Lui non plus ne croit pas à l’efficacité d’un fonds de crédit pour les petits producteurs.

« Notre compétitivité sur le marché de l’exportation est mise à l’épreuve par les stocks à disposition sur le marché international qui sont produits par les économies émergentes. La crise dont on parle aujourd’hui est le résultat d’une gestion calamiteuse des sociétés laitières. Celles-ci ne se sont pas adaptées aux conditions du marché international en ajustant plus tôt leurs prix. »

Pourtant, le secteur laitier est l’un des fers de lance de l’industrie agricole australienne. Il occupe la troisième place de la production agricole derrière le blé et le bœuf, avec une production annuelle de 9,7 milliards de litres pour un poids financier de 13 milliards de dollars (10 milliards USD).

Avec l’augmentation de la population, la consommation domestique des produits laitiers est d’ailleurs en légère hausse. Reste que 30% du lait produit est exporté, selon Dairy Australia, un organisme cofinancé par le gouvernement et les producteurs

Les sociétés laitières d’achat et de transformation se basent sur ce chiffre pour justifier la baisse du prix, selon eux lié à la situation difficile des ventes à l’étranger et au prix du lait sur le marché international.

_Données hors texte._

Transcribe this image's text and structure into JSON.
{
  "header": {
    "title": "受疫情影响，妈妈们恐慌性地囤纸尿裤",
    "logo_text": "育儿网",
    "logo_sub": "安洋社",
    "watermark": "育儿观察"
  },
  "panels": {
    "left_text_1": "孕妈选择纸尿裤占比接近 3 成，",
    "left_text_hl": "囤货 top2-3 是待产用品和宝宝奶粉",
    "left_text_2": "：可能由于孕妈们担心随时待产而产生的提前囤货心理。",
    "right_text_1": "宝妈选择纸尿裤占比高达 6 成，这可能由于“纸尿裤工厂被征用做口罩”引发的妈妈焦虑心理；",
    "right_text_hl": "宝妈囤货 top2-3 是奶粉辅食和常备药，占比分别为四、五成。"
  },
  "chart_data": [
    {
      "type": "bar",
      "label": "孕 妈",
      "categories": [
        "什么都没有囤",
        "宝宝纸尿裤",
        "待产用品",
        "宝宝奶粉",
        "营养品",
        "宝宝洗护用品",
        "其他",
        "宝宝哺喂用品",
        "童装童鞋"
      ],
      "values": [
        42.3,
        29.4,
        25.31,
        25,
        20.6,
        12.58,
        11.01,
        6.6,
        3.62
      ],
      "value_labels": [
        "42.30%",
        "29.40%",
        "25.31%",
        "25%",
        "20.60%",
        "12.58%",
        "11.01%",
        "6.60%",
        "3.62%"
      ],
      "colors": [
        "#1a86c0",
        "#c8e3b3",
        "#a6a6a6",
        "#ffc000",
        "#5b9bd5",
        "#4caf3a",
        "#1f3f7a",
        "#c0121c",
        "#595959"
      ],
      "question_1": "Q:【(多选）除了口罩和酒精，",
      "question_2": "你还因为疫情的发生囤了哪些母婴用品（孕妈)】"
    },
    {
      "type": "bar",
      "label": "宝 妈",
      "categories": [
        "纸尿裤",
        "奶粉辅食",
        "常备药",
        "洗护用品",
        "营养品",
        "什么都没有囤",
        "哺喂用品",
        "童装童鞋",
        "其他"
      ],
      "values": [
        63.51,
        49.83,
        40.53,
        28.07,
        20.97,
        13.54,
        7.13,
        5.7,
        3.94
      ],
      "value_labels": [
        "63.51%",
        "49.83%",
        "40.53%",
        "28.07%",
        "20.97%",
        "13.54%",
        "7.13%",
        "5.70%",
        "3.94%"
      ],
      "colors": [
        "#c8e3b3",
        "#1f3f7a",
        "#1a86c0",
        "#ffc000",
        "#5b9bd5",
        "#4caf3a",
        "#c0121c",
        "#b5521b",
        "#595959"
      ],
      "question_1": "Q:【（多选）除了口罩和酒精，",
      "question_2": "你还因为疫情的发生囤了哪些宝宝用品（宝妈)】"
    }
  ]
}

Ce point de vue est contesté par les producteurs, qui affirment que les exportations, et donc la dépendance au marché international, ne sont pas aussi importantes. La consommation domestique de lait aromatisé notamment n’aurait pas été prise en compte dans le calcul, affirment-ils.

Le gouvernement a fait savoir qu’il n’interviendra pas. Richard Meredith, porte-parole de Dairy Australia, s’en défend : « C’est le libre marché. Nous ne sommes pas une organisation caritative. Nous fournissons des conseils en management et nous diffusons les résultats de recherches, c’est tout. »

« Dairy Australia est nourrie par les fermiers et elle les laisse tomber ! » réagit Brian Egan, le fondateur d’Aussie helpers

Cette association caritative répond au désespoir en fournissant à la famille Smith et à des centaines d’autres, des aides matérielles d’urgence : du fourrage, des cartons de nourriture et un peu d’argent. « Nous sommes les seuls à procurer un soutien et nous reposons uniquement sur des dons privés et le bénévolat. »

Cet ancien fermier poursuit avec une analyse : « Je ne pense pas qu’il y ait eu surproduction laitière. Seulement, les grosses coopératives ont vu trop grand et elles ont fait des promesses. Les fermiers sont aujourd’hui sous le poids des dettes contractées avec ces sociétés laitières qui leur ont demandé de se soumettre à la baisse du prix du litre avec effet rétroactif. Beaucoup sont poings-liés et ne peuvent guère protester. »

« Et puis, le plus grand ennemi du paysan australien est sa fierté. Il défend mal ses droits ».